Note: I buy honyaki knives not with mirror polish.. and work on it to have finer lines and work towards high polish with finer grit lines as opposed to mirror polish.

Look fwd to more views as to the sweetspot for being 63hr
rgds z
 
Matus and Z (sorry everyone else for ot). First off keep in mind HRC is not everything, lets assume good grain size values and everything else "well done", (lesser grain will quench hard and perform less. Interesting chapter in Verhoeven). The 63 is for me a good starting point, I found it to be good for me with almost all low alloy steels. For elmax I experienced both edge retention gains and sharpenability stepping down to 61-62. The rwl I like 62-63, the Rigor (a2) felt really good at 63 too. All personal preference though.
 
Bump!
I’m having a difficult time deciding between a hiro honyaki 240mm and a ginga western 240mm wh2(blueway). I was looking to replace wakui in my kit with a mono steel but it’s difficult to decide if Hiromoto honyaki would be a good candidate as there seems to be conflicting reports of how thin it is behind the edge. The spine isn’t very thick so I’m surprised these things aren’t considered thin behind the edge. Maybe I should just rebuy another wakui 240mm.
Thoughts?
 
apparently they need some elbow grease to shine and then they are amazing. That’s what i have heard from a few buds that own them.
 
apparently they need some elbow grease to shine and then they are amazing. That’s what i have heard from a few buds that own them.

I'm one and i went from Lukewarm to completely enamoured after smashing behind the edge. Stiff, heavy on account of western handle; super thin tip; cuts like a monster
 
I'm one and i went from Lukewarm to completely enamoured after smashing behind the edge. Stiff, heavy on account of western handle; super thin tip; cuts like a monster
Better than you Teruyasu Fujiwara maboroshi? Or just more rare?

I'm really intrigued by the hiromoto honyaki. I like to use my knives and this one looks great!
 
apparently they need some elbow grease to shine and then they are amazing. That’s what i have heard from a few buds that own them.

Better than you Teruyasu Fujiwara maboroshi? Or just more rare?

I'm really intrigued by the hiromoto honyaki. I like to use my knives and this one looks great!

The 240 metal bolster is ok thin to begin with behind the edge out of box. The 270 is on the thicker side of things out of the box.
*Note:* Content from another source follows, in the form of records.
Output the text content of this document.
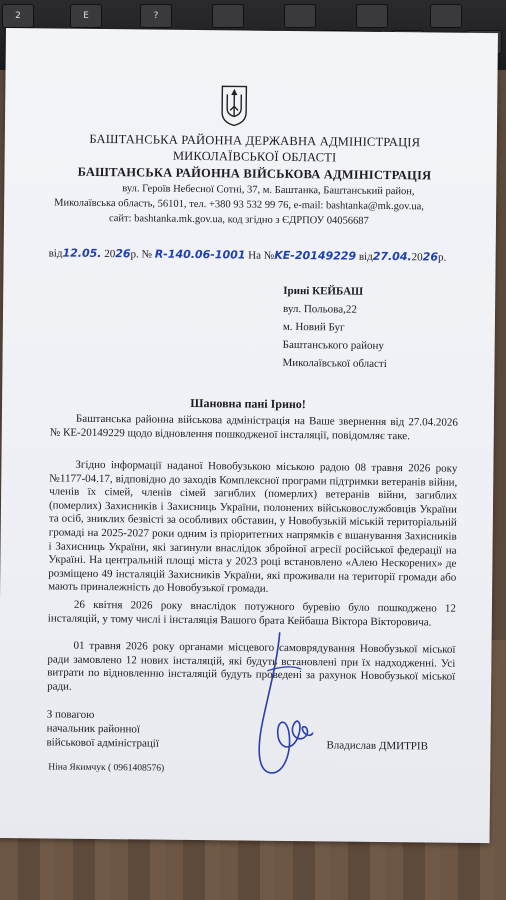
2	E	?
БАШТАНСЬКА РАЙОННА ДЕРЖАВНА АДМІНІСТРАЦІЯ
МИКОЛАЇВСЬКОЇ ОБЛАСТІ
БАШТАНСЬКА РАЙОННА ВІЙСЬКОВА АДМІНІСТРАЦІЯ
вул. Героїв Небесної Сотні, 37, м. Баштанка, Баштанський район,
Миколаївська область, 56101, тел. +380 93 532 99 76, e-mail: bashtanka@mk.gov.ua,
сайт: bashtanka.mk.gov.ua, код згідно з ЄДРПОУ 04056687
від12.05. 2026р. № R-140.06-1001 На №KE-20149229 від27.04.2026р.
Ірині КЕЙБАШ
вул. Польова,22
м. Новий Буг
Баштанського району
Миколаївської області
Шановна пані Ірино!
Баштанська районна військова адміністрація на Ваше звернення від 27.04.2026 № КЕ-20149229 щодо відновлення пошкодженої інсталяції, повідомляє таке.
Згідно інформації наданої Новобузькою міською радою 08 травня 2026 року №1177-04.17, відповідно до заходів Комплексної програми підтримки ветеранів війни, членів їх сімей, членів сімей загиблих (померлих) ветеранів війни, загиблих (померлих) Захисників і Захисниць України, полонених військовослужбовців України та осіб, зниклих безвісті за особливих обставин, у Новобузькій міській територіальній громаді на 2025-2027 роки одним із пріоритетних напрямків є вшанування Захисників і Захисниць України, які загинули внаслідок збройної агресії російської федерації на Україні. На центральній площі міста у 2023 році встановлено «Алею Нескорених» де розміщено 49 інсталяцій Захисників України, які проживали на території громади або мають приналежність до Новобузької громади.
26 квітня 2026 року внаслідок потужного буревію було пошкоджено 12 інсталяцій, у тому числі і інсталяція Вашого брата Кейбаша Віктора Вікторовича.
01 травня 2026 року органами місцевого самоврядування Новобузької міської ради замовлено 12 нових інсталяцій, які будуть встановлені при їх надходженні. Усі витрати по відновленню інсталяцій будуть проведені за рахунок Новобузької міської ради.
З повагою
начальник районної
військової адміністрації	Владислав ДМИТРІВ
Ніна Якимчук ( 0961408576)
Both with thinning behind the edge will really come to life. Same for TF except it has harder steel with better edge retention. TF are generally ok thin behind edge especially the denkas.

my 180 and 270 after thinning and refinished.

rjTf3y9.jpg
 
This is interesting. I do find my 270 is relitavely thick behind the edge. How far up the blade (or at about what angle) have people been thinning?
 
This is interesting. I do find my 270 is relitavely thick behind the edge. How far up the blade (or at about what angle) have people been thinning?
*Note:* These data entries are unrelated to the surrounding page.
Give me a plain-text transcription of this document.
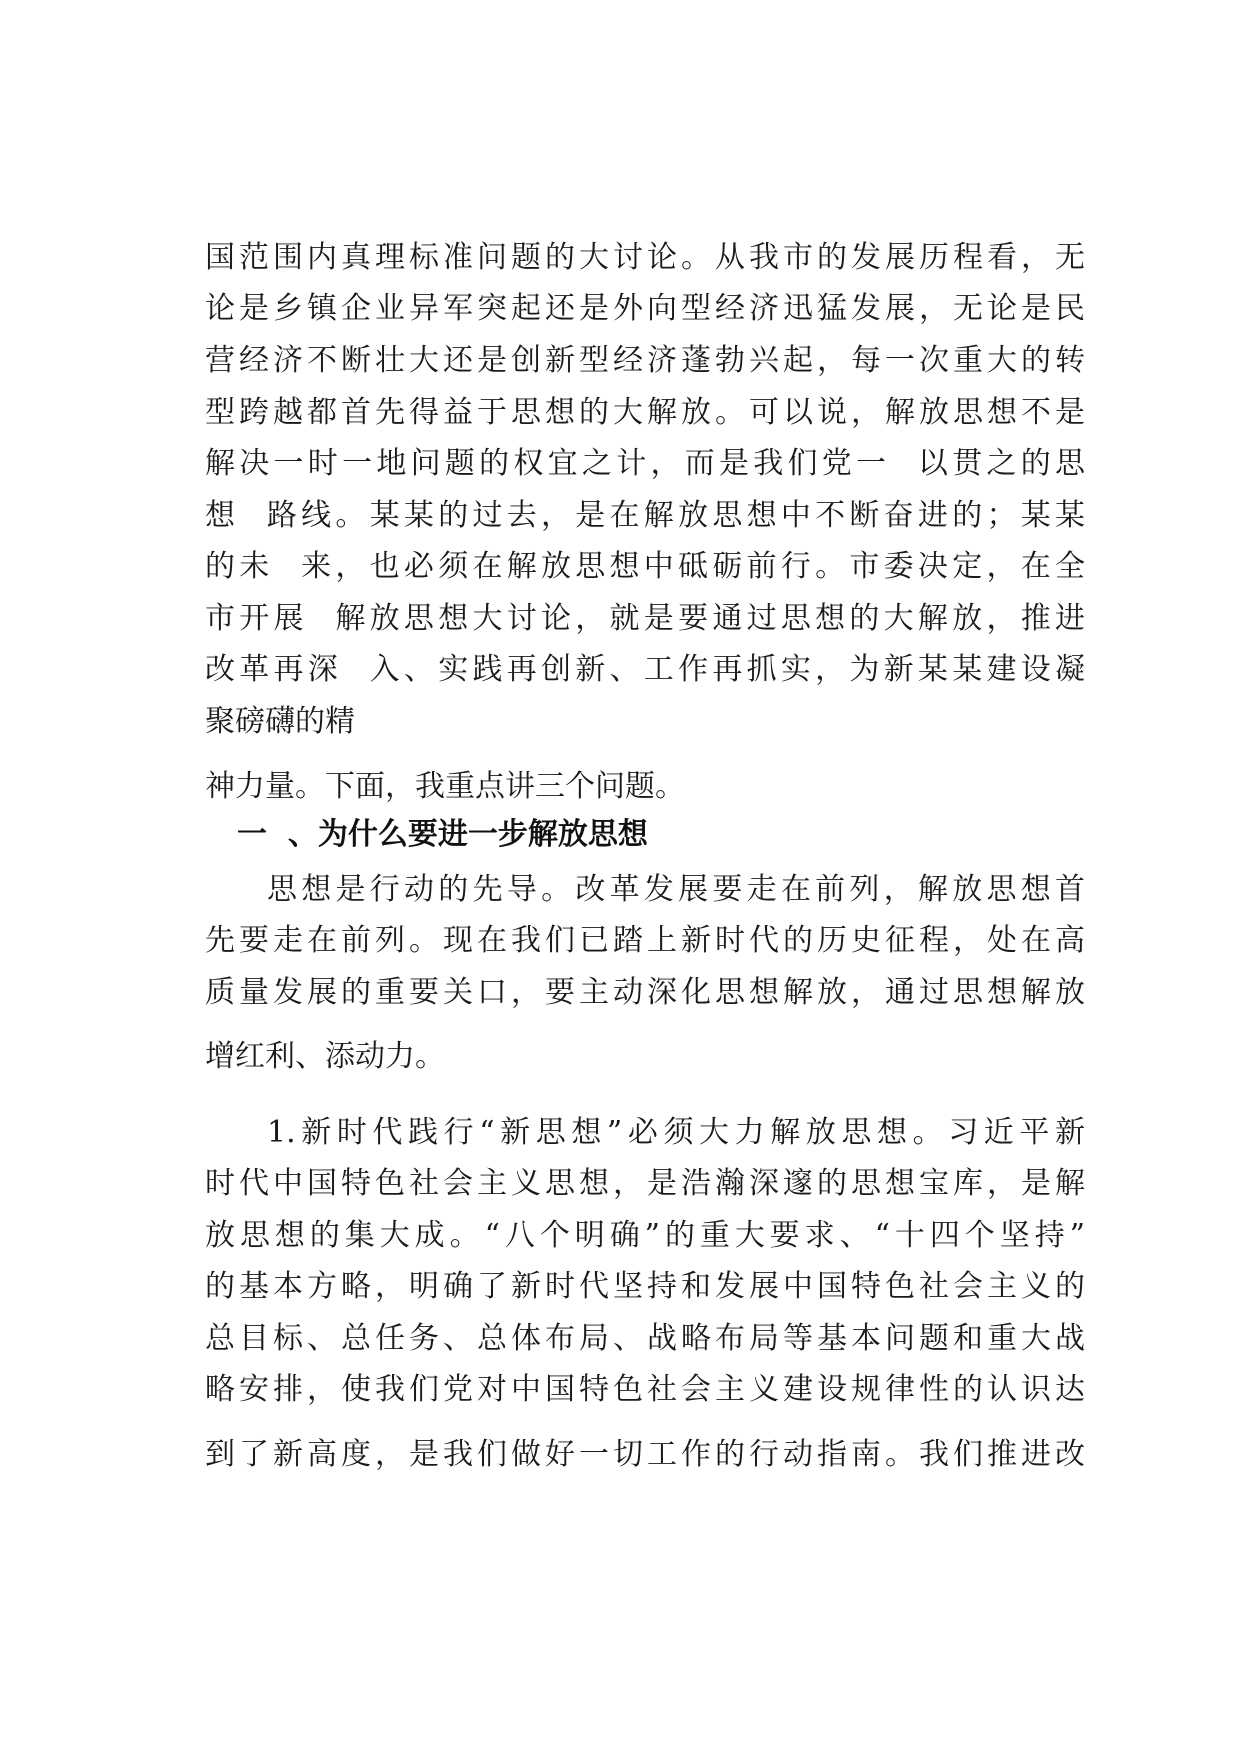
国范围内真理标准问题的大讨论。从我市的发展历程看，无

论是乡镇企业异军突起还是外向型经济迅猛发展，无论是民

营经济不断壮大还是创新型经济蓬勃兴起，每一次重大的转

型跨越都首先得益于思想的大解放。可以说，解放思想不是

解决一时一地问题的权宜之计，而是我们党一  以贯之的思

想  路线。某某的过去，是在解放思想中不断奋进的；某某

的未  来，也必须在解放思想中砥砺前行。市委决定，在全

市开展  解放思想大讨论，就是要通过思想的大解放，推进

改革再深  入、实践再创新、工作再抓实，为新某某建设凝

聚磅礴的精

神力量。下面，我重点讲三个问题。

一  、为什么要进一步解放思想

思想是行动的先导。改革发展要走在前列，解放思想首

先要走在前列。现在我们已踏上新时代的历史征程，处在高

质量发展的重要关口，要主动深化思想解放，通过思想解放

增红利、添动力。

1.新时代践行“新思想”必须大力解放思想。习近平新

时代中国特色社会主义思想，是浩瀚深邃的思想宝库，是解

放思想的集大成。“八个明确”的重大要求、“十四个坚持”

的基本方略，明确了新时代坚持和发展中国特色社会主义的

总目标、总任务、总体布局、战略布局等基本问题和重大战

略安排，使我们党对中国特色社会主义建设规律性的认识达

到了新高度，是我们做好一切工作的行动指南。我们推进改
Good question. I laid it nearly flat so rode up more than halfway. I then lifted in increments making my way back to the edge while retaining some convexity and more or less doing away with the distinction between primary and second bevel which is very pronounced on these OOTB. It's a beast now. It just feels right.
 
Good question. I laid it nearly flat so rode up more than halfway. I then lifted in increments making my way back to the edge while retaining some convexity and more or less doing away with the distinction between primary and second bevel which is very pronounced on these OOTB. It's a beast now. It just feels right.